Abstract The multidimensional positive definite advection transport algorithm MPDATA belongs to the group of nonoscillatory forward-in-time algorithms and performs a sequence of stencil computations.

Hence, each piece is decomposed into some MPDATA blocks, where subsequent blocks are processed one by one, and each computational block is processed in parallel by the corresponding work team.

In the basic, unoptimized implementation of the MPDATA algorithm Algorithm 1every stage reads a required set of matrices from the main memory and sditor results to the main memory after computation. Although the block decomposition of MPDATA allows for the reduction of the memory traffic, it still does not guarantee a satisfying utilization of target platforms.

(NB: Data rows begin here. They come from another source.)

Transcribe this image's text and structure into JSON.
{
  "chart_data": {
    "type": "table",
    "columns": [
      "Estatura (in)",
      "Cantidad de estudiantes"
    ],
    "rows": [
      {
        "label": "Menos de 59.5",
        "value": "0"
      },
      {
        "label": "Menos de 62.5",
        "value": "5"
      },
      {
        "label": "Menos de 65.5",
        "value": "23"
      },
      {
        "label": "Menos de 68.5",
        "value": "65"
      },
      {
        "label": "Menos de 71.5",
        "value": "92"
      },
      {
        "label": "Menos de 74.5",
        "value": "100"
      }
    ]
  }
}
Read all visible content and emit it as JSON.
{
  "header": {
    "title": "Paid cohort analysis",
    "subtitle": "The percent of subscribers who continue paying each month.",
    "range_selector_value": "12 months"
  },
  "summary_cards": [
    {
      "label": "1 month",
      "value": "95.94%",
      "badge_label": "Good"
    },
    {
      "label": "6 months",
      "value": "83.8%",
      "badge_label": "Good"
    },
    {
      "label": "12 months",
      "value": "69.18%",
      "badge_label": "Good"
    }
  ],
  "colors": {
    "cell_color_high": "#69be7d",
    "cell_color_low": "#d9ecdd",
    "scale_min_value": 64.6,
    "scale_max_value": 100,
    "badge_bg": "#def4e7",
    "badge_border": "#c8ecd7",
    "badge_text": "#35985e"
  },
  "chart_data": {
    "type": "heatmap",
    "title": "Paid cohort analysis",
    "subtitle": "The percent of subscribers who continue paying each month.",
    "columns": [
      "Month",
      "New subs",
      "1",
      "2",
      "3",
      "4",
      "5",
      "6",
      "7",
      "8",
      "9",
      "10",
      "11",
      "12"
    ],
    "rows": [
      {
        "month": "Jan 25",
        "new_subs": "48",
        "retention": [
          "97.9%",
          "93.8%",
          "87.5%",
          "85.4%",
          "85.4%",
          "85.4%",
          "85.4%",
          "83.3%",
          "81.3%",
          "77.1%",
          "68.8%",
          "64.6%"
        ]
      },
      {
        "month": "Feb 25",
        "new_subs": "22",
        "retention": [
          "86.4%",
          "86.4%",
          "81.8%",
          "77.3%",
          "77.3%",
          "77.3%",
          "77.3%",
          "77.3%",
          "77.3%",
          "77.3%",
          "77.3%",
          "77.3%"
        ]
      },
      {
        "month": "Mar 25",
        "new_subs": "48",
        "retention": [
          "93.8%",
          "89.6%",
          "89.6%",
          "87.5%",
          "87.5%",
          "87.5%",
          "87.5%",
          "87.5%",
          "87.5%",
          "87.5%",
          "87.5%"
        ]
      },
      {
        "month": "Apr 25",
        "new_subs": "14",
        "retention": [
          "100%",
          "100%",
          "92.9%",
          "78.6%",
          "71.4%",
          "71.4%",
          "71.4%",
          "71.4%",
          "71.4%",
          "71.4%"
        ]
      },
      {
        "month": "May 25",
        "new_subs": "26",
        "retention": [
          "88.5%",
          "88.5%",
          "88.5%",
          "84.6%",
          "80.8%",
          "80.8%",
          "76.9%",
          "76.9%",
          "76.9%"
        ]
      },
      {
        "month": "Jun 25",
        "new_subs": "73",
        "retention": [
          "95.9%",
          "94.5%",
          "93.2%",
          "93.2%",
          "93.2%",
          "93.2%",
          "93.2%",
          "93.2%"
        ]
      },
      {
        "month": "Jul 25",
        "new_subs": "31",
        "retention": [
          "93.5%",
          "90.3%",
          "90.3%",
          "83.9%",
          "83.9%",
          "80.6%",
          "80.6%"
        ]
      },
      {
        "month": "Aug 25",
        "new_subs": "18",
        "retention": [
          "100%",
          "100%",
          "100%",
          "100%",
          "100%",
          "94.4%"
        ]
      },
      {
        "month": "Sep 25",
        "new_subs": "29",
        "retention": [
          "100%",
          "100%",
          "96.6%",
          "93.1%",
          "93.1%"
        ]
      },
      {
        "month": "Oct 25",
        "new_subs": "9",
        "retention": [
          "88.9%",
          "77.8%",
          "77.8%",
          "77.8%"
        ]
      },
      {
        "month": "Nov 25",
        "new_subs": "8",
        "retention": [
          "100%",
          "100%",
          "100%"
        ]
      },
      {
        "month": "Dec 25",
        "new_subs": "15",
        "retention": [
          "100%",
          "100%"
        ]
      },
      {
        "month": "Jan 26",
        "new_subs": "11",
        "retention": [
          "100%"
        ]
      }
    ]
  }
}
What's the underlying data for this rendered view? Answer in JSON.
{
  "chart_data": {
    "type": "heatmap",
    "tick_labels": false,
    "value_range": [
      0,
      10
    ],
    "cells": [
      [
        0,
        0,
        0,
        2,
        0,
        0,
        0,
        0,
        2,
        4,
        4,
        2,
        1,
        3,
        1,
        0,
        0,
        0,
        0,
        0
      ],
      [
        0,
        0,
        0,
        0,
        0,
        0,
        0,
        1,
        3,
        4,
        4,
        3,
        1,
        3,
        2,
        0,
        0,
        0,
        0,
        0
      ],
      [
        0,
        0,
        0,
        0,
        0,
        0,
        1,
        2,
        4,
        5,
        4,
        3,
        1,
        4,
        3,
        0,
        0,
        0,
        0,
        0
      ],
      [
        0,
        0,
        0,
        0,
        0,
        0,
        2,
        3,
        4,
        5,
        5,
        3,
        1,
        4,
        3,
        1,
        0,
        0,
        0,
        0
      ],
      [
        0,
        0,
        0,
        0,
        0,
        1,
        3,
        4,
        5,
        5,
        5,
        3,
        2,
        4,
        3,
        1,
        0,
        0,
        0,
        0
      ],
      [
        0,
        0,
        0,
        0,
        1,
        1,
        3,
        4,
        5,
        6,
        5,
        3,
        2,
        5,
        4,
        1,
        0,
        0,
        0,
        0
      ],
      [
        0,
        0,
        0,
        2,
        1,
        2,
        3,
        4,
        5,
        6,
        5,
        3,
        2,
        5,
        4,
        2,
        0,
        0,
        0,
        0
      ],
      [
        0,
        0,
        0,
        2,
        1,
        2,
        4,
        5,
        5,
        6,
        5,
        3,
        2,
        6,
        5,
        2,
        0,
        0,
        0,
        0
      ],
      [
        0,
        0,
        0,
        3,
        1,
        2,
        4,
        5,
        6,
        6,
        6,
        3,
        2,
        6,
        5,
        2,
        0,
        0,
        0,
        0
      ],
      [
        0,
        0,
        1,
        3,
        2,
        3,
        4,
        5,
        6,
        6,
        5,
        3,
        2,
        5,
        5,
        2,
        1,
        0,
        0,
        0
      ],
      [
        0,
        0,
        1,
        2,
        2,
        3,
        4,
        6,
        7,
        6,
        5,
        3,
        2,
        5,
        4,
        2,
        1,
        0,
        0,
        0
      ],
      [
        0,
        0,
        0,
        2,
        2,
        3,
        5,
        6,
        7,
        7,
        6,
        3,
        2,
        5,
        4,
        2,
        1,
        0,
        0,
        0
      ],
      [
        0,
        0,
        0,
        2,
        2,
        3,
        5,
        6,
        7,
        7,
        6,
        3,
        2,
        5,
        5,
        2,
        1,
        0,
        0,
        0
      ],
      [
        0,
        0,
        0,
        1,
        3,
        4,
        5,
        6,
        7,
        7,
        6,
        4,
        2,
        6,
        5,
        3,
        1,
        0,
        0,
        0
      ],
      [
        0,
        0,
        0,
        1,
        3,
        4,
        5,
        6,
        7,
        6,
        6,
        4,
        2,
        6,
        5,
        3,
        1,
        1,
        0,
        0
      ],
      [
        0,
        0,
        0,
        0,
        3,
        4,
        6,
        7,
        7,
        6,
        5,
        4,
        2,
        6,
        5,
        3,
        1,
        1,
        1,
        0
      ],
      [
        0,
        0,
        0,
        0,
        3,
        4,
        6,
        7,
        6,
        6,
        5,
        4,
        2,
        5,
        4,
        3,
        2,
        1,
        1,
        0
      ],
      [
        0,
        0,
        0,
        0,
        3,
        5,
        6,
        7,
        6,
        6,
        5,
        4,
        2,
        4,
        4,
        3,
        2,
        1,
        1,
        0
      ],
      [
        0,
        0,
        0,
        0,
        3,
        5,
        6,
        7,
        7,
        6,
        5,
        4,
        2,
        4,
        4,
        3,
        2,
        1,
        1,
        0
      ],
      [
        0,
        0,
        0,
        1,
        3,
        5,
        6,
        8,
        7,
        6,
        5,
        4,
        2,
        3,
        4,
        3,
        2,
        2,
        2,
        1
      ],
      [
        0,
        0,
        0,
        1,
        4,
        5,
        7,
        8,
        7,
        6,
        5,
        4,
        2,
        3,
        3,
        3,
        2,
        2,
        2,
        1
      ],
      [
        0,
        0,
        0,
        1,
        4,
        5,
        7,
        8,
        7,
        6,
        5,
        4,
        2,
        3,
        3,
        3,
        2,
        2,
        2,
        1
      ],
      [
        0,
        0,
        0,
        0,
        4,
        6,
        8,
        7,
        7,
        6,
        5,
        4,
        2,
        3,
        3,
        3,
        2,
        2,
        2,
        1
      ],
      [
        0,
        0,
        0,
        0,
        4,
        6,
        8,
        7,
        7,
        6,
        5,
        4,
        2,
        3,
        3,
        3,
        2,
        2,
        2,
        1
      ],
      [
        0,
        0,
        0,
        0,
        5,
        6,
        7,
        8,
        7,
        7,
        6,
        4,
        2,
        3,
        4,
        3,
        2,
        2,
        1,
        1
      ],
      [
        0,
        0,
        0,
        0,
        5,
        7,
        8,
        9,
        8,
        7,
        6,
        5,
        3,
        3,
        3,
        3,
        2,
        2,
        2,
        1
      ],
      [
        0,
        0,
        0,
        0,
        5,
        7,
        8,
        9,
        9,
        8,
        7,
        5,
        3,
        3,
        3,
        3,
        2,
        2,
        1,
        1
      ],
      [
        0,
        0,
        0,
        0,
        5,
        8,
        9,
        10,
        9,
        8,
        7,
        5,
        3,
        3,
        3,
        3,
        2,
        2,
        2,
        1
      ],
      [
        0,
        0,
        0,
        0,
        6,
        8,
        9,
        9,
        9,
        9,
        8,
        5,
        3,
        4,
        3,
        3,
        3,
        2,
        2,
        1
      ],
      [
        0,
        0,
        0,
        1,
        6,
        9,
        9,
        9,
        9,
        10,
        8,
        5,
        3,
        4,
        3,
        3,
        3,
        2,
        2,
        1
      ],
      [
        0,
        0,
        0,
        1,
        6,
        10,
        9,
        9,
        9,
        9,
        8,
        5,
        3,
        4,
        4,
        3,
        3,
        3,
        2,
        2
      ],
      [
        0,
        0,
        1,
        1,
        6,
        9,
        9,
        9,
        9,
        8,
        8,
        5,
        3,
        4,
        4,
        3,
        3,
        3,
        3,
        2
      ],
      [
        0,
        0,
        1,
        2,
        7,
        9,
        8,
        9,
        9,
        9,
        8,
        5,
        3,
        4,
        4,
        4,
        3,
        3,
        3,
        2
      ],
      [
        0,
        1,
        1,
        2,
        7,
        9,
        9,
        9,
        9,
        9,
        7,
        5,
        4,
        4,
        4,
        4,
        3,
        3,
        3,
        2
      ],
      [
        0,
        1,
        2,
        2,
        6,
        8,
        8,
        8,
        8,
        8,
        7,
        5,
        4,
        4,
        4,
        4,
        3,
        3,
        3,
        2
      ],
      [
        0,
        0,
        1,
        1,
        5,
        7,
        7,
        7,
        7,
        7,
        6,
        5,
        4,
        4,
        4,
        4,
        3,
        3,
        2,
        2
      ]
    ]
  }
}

The starting point of the proposed block decomposition is the loop tiling technique for the original version of the MPDATA code. This rule requires us to develop a flexible management of data for all the stages, as well as an adequate mapping of partial results onto the cache space.


In particular, the performance evaluation of sparse-matrix multiplication kernels on the Intel Xeon Phi was presented in [ 4 ].

MPDATA belongs to the group of nonoscillatory forward-in-time algorithms and performs a sequence of stencil computations [ 5, 30 ].

The best configurations, including number of teams, sizes of pieces, size of block, and distribution of computation within teams, are chosen in an empirical way, individually for each platform. The impact of block size on the overall performance is illustrated in Figure 6 c. It also allows us to improve the cache reuse and operational intensity ratio. This mechanism is based on using the OpenMP atomic directive.


The second one provides a better load balance across available resources assigned to a team, but it requires more intracache communications. In particular, it is noticeable for the first stages that they are strongly dependent on the input data.